Наконец горящий город начал отдаляться за спиной Грегора, оставляя с собой стрекотание пламени и крики погибающих, пока не стал пятном, вскоре исчезнувшим за горизонтом. Поле сменилось лесом, что очень скоро вывел к зелёным лугам. Всадник спешился, желая дать коню отдыха, но тот лишь свалился у его ног, тяжело дыша.
–Неужели в сердце твоём угасла последняя искра? – Грегор встал на колени перед дрожащим и немощным конём. –Когда-то ты рассекал поля, что пули не могли тебя догнать.
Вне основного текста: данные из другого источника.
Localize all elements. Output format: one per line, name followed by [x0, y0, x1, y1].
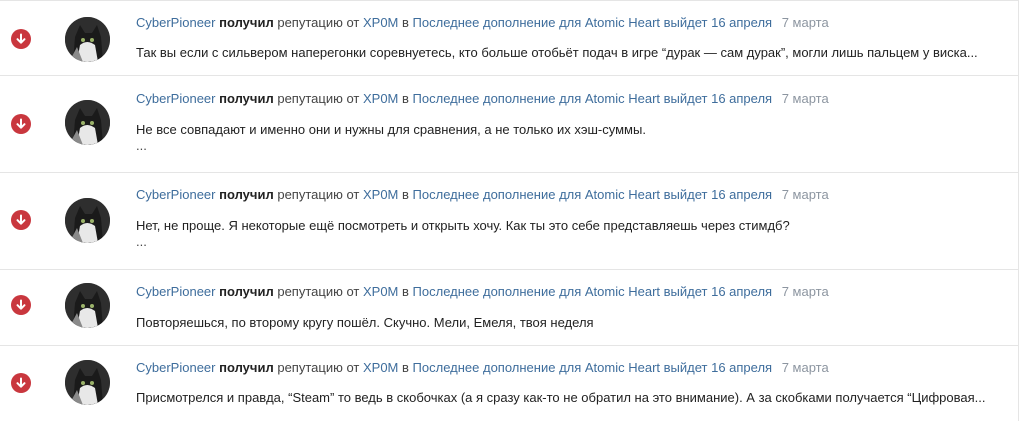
- from-user-link[interactable]: XP0M: [363, 284, 398, 299]
- rep-text: репутацию от: [277, 284, 360, 299]
- list-item: CyberPioneer получил репутацию от XP0M в…: [0, 0, 1019, 76]
- date-label: 7 марта: [781, 187, 829, 202]
- from-user-link[interactable]: XP0M: [363, 15, 398, 30]
- topic-link[interactable]: Последнее дополнение для Atomic Heart вы…: [413, 91, 773, 106]
- action-label: получил: [219, 284, 274, 299]
- user-link[interactable]: CyberPioneer: [136, 360, 216, 375]
- post-snippet[interactable]: Не все совпадают и именно они и нужны дл…: [136, 120, 996, 152]
- action-label: получил: [219, 15, 274, 30]
- action-label: получил: [219, 360, 274, 375]
- in-text: в: [402, 360, 409, 375]
- reputation-feed: CyberPioneer получил репутацию от XP0M в…: [0, 0, 1021, 421]
- rep-text: репутацию от: [277, 360, 360, 375]
- reputation-down-icon: [11, 210, 31, 230]
- list-item: CyberPioneer получил репутацию от XP0M в…: [0, 346, 1019, 421]
- post-snippet[interactable]: Присмотрелся и правда, “Steam” то ведь в…: [136, 388, 996, 408]
- snippet-text: Присмотрелся и правда, “Steam” то ведь в…: [136, 390, 986, 405]
- more-ellipsis: ...: [136, 138, 147, 152]
- snippet-text: Нет, не проще. Я некоторые ещё посмотрет…: [136, 218, 790, 233]
- topic-link[interactable]: Последнее дополнение для Atomic Heart вы…: [413, 15, 773, 30]
- more-ellipsis: ...: [136, 234, 147, 248]
- reputation-down-icon: [11, 373, 31, 393]
- avatar[interactable]: [65, 17, 110, 62]
- user-link[interactable]: CyberPioneer: [136, 187, 216, 202]
- avatar[interactable]: [65, 100, 110, 145]
- in-text: в: [402, 15, 409, 30]
- snippet-text: Не все совпадают и именно они и нужны дл…: [136, 122, 646, 137]
- from-user-link[interactable]: XP0M: [363, 91, 398, 106]
- user-link[interactable]: CyberPioneer: [136, 91, 216, 106]
- post-snippet[interactable]: Нет, не проще. Я некоторые ещё посмотрет…: [136, 216, 996, 248]
- topic-link[interactable]: Последнее дополнение для Atomic Heart вы…: [413, 284, 773, 299]
- snippet-text: Так вы если с сильвером наперегонки соре…: [136, 45, 978, 60]
- list-item: CyberPioneer получил репутацию от XP0M в…: [0, 270, 1019, 346]
- user-link[interactable]: CyberPioneer: [136, 15, 216, 30]
- rep-text: репутацию от: [277, 187, 360, 202]
- from-user-link[interactable]: XP0M: [363, 187, 398, 202]
- in-text: в: [402, 187, 409, 202]
- date-label: 7 марта: [781, 360, 829, 375]
- in-text: в: [402, 91, 409, 106]
- reputation-down-icon: [11, 295, 31, 315]
- date-label: 7 марта: [781, 15, 829, 30]
- from-user-link[interactable]: XP0M: [363, 360, 398, 375]
- topic-link[interactable]: Последнее дополнение для Atomic Heart вы…: [413, 187, 773, 202]
- date-label: 7 марта: [781, 284, 829, 299]
- action-label: получил: [219, 187, 274, 202]
- user-link[interactable]: CyberPioneer: [136, 284, 216, 299]
- post-snippet[interactable]: Так вы если с сильвером наперегонки соре…: [136, 43, 996, 63]
- rep-text: репутацию от: [277, 91, 360, 106]
- in-text: в: [402, 284, 409, 299]
- rep-text: репутацию от: [277, 15, 360, 30]
- reputation-down-icon: [11, 29, 31, 49]
- avatar[interactable]: [65, 283, 110, 328]
- avatar[interactable]: [65, 360, 110, 405]
- list-item: CyberPioneer получил репутацию от XP0M в…: [0, 173, 1019, 270]
- reputation-down-icon: [11, 114, 31, 134]
- topic-link[interactable]: Последнее дополнение для Atomic Heart вы…: [413, 360, 773, 375]
- avatar[interactable]: [65, 198, 110, 243]
- snippet-text: Повторяешься, по второму кругу пошёл. Ск…: [136, 315, 594, 330]
- action-label: получил: [219, 91, 274, 106]
- list-item: CyberPioneer получил репутацию от XP0M в…: [0, 76, 1019, 173]
- date-label: 7 марта: [781, 91, 829, 106]
- post-snippet[interactable]: Повторяешься, по второму кругу пошёл. Ск…: [136, 313, 996, 333]
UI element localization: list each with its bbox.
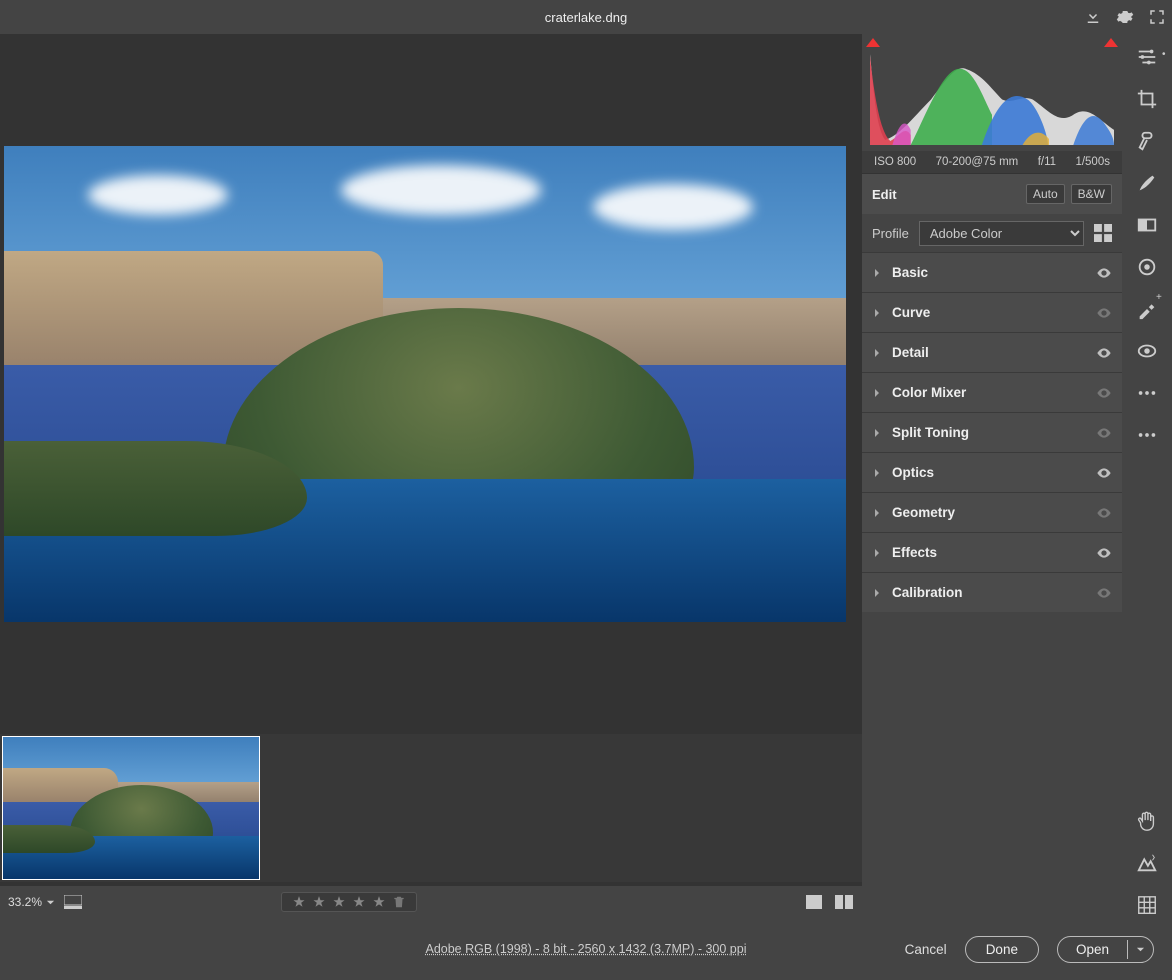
exif-lens: 70-200@75 mm xyxy=(936,156,1019,168)
eye-icon[interactable] xyxy=(1096,585,1112,601)
eye-icon[interactable] xyxy=(1096,465,1112,481)
exif-shutter: 1/500s xyxy=(1075,156,1110,168)
chevron-right-icon xyxy=(872,468,882,478)
zoom-value: 33.2% xyxy=(8,895,42,909)
panel-detail[interactable]: Detail xyxy=(862,332,1122,372)
eye-icon[interactable] xyxy=(1096,305,1112,321)
eye-icon[interactable] xyxy=(1096,425,1112,441)
cancel-button[interactable]: Cancel xyxy=(905,942,947,957)
panel-list: Basic Curve Detail Color Mixer Split Toning O… xyxy=(862,252,1122,612)
chevron-right-icon xyxy=(872,388,882,398)
panel-label: Optics xyxy=(892,465,1086,480)
profile-select[interactable]: Adobe Color xyxy=(919,221,1084,246)
document-title: craterlake.dng xyxy=(545,10,627,25)
fullscreen-icon[interactable] xyxy=(1148,8,1166,26)
tool-rail: • + xyxy=(1122,34,1172,918)
profile-label: Profile xyxy=(872,226,909,241)
eye-icon[interactable] xyxy=(1096,345,1112,361)
linear-gradient-tool-icon[interactable] xyxy=(1134,212,1160,238)
compare-view-icon[interactable] xyxy=(834,892,854,912)
exif-aperture: f/11 xyxy=(1038,156,1056,168)
eye-icon[interactable] xyxy=(1096,385,1112,401)
edit-header: Edit Auto B&W xyxy=(862,174,1122,214)
chevron-right-icon xyxy=(872,588,882,598)
rating-bar xyxy=(281,892,417,912)
download-icon[interactable] xyxy=(1084,8,1102,26)
open-button[interactable]: Open xyxy=(1057,936,1154,963)
panel-label: Split Toning xyxy=(892,425,1086,440)
panel-label: Detail xyxy=(892,345,1086,360)
panel-effects[interactable]: Effects xyxy=(862,532,1122,572)
radial-gradient-tool-icon[interactable] xyxy=(1134,254,1160,280)
zoom-tool-icon[interactable] xyxy=(1134,850,1160,876)
star-4[interactable] xyxy=(352,895,366,909)
footer: Adobe RGB (1998) - 8 bit - 2560 x 1432 (… xyxy=(0,918,1172,980)
open-button-dropdown[interactable] xyxy=(1127,940,1153,959)
title-bar: craterlake.dng xyxy=(0,0,1172,34)
hand-tool-icon[interactable] xyxy=(1134,808,1160,834)
eye-icon[interactable] xyxy=(1096,505,1112,521)
panel-label: Curve xyxy=(892,305,1086,320)
eye-icon[interactable] xyxy=(1096,265,1112,281)
eye-icon[interactable] xyxy=(1096,545,1112,561)
profile-row: Profile Adobe Color xyxy=(862,214,1122,252)
canvas-toolbar: 33.2% xyxy=(0,886,862,918)
panel-basic[interactable]: Basic xyxy=(862,252,1122,292)
done-button[interactable]: Done xyxy=(965,936,1039,963)
star-3[interactable] xyxy=(332,895,346,909)
panel-label: Effects xyxy=(892,545,1086,560)
panel-color-mixer[interactable]: Color Mixer xyxy=(862,372,1122,412)
profile-browser-icon[interactable] xyxy=(1094,224,1112,242)
healing-tool-icon[interactable] xyxy=(1134,128,1160,154)
star-2[interactable] xyxy=(312,895,326,909)
star-5[interactable] xyxy=(372,895,386,909)
panel-label: Basic xyxy=(892,265,1086,280)
chevron-right-icon xyxy=(872,548,882,558)
presets-icon[interactable] xyxy=(1134,380,1160,406)
panel-label: Calibration xyxy=(892,585,1086,600)
star-1[interactable] xyxy=(292,895,306,909)
filmstrip xyxy=(0,734,862,882)
chevron-right-icon xyxy=(872,348,882,358)
grid-view-icon[interactable] xyxy=(1134,892,1160,918)
bw-button[interactable]: B&W xyxy=(1071,184,1112,204)
chevron-right-icon xyxy=(872,428,882,438)
thumbnail[interactable] xyxy=(2,736,260,880)
exif-bar: ISO 800 70-200@75 mm f/11 1/500s xyxy=(862,151,1122,173)
panel-curve[interactable]: Curve xyxy=(862,292,1122,332)
exif-iso: ISO 800 xyxy=(874,156,916,168)
redeye-tool-icon[interactable] xyxy=(1134,338,1160,364)
edit-title: Edit xyxy=(872,187,1020,202)
chevron-right-icon xyxy=(872,268,882,278)
open-button-label: Open xyxy=(1058,937,1127,962)
more-tools-icon[interactable] xyxy=(1134,422,1160,448)
image-metadata-link[interactable]: Adobe RGB (1998) - 8 bit - 2560 x 1432 (… xyxy=(425,942,746,956)
gear-icon[interactable] xyxy=(1116,8,1134,26)
chevron-right-icon xyxy=(872,508,882,518)
chevron-right-icon xyxy=(872,308,882,318)
trash-icon[interactable] xyxy=(392,895,406,909)
auto-button[interactable]: Auto xyxy=(1026,184,1065,204)
histogram[interactable]: ISO 800 70-200@75 mm f/11 1/500s xyxy=(862,34,1122,174)
panel-label: Geometry xyxy=(892,505,1086,520)
panel-optics[interactable]: Optics xyxy=(862,452,1122,492)
panel-calibration[interactable]: Calibration xyxy=(862,572,1122,612)
panel-geometry[interactable]: Geometry xyxy=(862,492,1122,532)
zoom-level[interactable]: 33.2% xyxy=(8,895,55,909)
preview-image[interactable] xyxy=(4,146,846,622)
eyedropper-tool-icon[interactable]: + xyxy=(1134,296,1160,322)
right-panel: ISO 800 70-200@75 mm f/11 1/500s Edit Au… xyxy=(862,34,1122,918)
brush-tool-icon[interactable] xyxy=(1134,170,1160,196)
crop-tool-icon[interactable] xyxy=(1134,86,1160,112)
filmstrip-toggle-icon[interactable] xyxy=(63,892,83,912)
single-view-icon[interactable] xyxy=(804,892,824,912)
panel-label: Color Mixer xyxy=(892,385,1086,400)
edit-tool-icon[interactable]: • xyxy=(1134,44,1160,70)
panel-split-toning[interactable]: Split Toning xyxy=(862,412,1122,452)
Однажды спас мне жизнь, не дав умереть от пушечного ядра. И в свет, и в тьму скакал навстречу битвам и славе. Но вот, ты пал передо мной. Нирэя отмерила твой срок, что подошёл к концу. Прости грехи мои перед тобой, что была жизнь твоя трудна из-за моих желаний. Но я хотел лишь сделать лучше, как жаль что не увидишь ты величественный Город Солнца. Боюсь и я его увидеть не смогу, но обещай, что будешь ждать меня на небе, и вновь скакать мы будем вволю. – мозолистая рука с огромным шрамом на ладони гладила коня по гриве, пока тот не затих навеки.
В ночной тьме горел погребальный костёр. Хоть и не было принято сжигать животных в имперской культуре, Грегор придавал ему значение человека. Лишь скакун мог до конца понять идейного повстанца. С рассветом, Катерштайн собрал прах и развеял его с холма по ветру. Вернувшись на тропу, Грегор пошёл вперёд, оставив за собой лишь скупую слезу, упавшую в молодую, зелёную траву.